The chrysanthemum flower is an important symbol of Japan’s monarchy. The phrase “Chrysanthemum Throne” is used to refer to Japan’s emperor and imperial family. The flower is on the imperial seal; the empress wears a diamond tiara with chrysanthemum motifs; and the nation’s highest order of chivalry also features the flower prominently in its insignia. The order’s badge and star feature a four-pointed white enamel star with a cabochon garnet set in its center, surrounded by yellow chrysanthemum blossoms and green chrysanthemum leaves. The order’s sash is red with blue stripes at each border.

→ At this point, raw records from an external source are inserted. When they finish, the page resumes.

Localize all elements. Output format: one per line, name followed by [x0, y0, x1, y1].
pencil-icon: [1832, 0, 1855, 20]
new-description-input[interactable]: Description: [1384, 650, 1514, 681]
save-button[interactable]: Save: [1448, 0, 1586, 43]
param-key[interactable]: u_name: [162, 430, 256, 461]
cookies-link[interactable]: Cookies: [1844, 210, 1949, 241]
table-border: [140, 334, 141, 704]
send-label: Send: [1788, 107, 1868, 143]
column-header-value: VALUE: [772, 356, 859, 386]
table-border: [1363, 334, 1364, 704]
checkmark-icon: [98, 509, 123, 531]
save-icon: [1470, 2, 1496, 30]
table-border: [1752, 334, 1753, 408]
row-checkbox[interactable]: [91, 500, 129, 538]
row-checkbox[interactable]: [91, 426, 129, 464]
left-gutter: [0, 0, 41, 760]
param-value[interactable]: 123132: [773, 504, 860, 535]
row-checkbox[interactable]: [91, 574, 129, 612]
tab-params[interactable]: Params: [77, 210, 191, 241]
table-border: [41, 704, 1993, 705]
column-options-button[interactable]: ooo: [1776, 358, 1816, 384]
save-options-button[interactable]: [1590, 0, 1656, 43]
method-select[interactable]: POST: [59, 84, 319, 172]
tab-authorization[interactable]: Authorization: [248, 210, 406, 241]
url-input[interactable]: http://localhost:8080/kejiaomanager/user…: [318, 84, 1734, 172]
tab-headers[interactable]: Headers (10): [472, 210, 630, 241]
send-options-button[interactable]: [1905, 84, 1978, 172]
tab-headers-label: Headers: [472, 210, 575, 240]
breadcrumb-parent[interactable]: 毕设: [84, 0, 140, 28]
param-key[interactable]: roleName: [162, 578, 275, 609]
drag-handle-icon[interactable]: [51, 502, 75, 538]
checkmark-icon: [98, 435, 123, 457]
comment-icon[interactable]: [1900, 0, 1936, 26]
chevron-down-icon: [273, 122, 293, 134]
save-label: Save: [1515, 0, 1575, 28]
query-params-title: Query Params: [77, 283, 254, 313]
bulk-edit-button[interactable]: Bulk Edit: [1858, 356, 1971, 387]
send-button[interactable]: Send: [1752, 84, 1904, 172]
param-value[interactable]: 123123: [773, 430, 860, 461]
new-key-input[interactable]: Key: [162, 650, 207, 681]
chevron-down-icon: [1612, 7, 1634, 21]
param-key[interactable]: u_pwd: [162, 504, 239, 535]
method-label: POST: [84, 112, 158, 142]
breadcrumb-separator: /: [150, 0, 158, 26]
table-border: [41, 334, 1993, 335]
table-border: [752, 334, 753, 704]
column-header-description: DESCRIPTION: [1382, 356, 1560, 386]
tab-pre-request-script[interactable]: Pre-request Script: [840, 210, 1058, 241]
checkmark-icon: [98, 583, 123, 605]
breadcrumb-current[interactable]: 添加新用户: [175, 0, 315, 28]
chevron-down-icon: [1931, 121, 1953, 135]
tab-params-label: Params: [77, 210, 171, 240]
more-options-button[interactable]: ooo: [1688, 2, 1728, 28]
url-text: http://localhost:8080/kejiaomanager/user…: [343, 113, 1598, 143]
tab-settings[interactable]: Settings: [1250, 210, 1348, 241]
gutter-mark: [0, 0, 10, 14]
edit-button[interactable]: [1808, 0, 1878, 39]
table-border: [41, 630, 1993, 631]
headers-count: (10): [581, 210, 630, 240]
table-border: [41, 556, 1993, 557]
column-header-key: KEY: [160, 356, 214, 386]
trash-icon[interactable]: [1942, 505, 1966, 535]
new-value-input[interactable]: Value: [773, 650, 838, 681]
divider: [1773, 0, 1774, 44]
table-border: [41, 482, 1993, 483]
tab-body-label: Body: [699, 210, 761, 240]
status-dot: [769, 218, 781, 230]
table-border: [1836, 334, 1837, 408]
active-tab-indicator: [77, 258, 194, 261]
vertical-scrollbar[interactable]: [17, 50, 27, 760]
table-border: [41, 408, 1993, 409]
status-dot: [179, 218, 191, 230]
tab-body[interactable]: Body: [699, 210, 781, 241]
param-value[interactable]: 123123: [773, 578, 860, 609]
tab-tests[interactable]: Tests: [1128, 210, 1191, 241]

Mohammed VI of Morocco wears the order, 2005
Ordinarily, the order is only awarded to men. But when foreign royals — specifically sovereigns and heirs to the throne — are considered, the order is also given to women. Queen Elizabeth II has the order; so does Queen Margrethe II of Denmark. Other living monarchs to have the highest “rank” of the order (the collar) include Harald V of Norway, Carl XVI Gustaf of Sweden, Abdullah II of Jordan, and Mohammed VI of Morocco.
Albert II and Philippe of Belgium wear the order, 1996
The lower “rank” of the Chrysanthemum, the grand cordon, is often given to monarchs’ heirs. Crown Princess Victoria of Sweden has the grand cordon, and so do the Prince of Wales and Crown Prince Frederik of Denmark. But you don’t have to be the heir to get the grand cordon — the Duke of Edinburgh has it, and so does Prince Joachim, the second son of the Danish queen. King Philippe of Belgium also has the grand cordon, though I’d expect we can see him “upgraded” the next time the two nations meet for a state visit.
King Willem-Alexander just received one of those “upgrades.” He already had the grand cordon of the Chrysanthemum, but on Friday, the Japanese Ministry of Foreign Affairs announced that he had been given the collar of the order. The Japanese also recognized his wife, awarding Queen Maxima the grand cordon of the Order of the Precious Crown, the Japanese chivalric order that is reserved for women. (And get excited: word on the street is that Crown Princess Masako is expected to attend this particular state banquet!)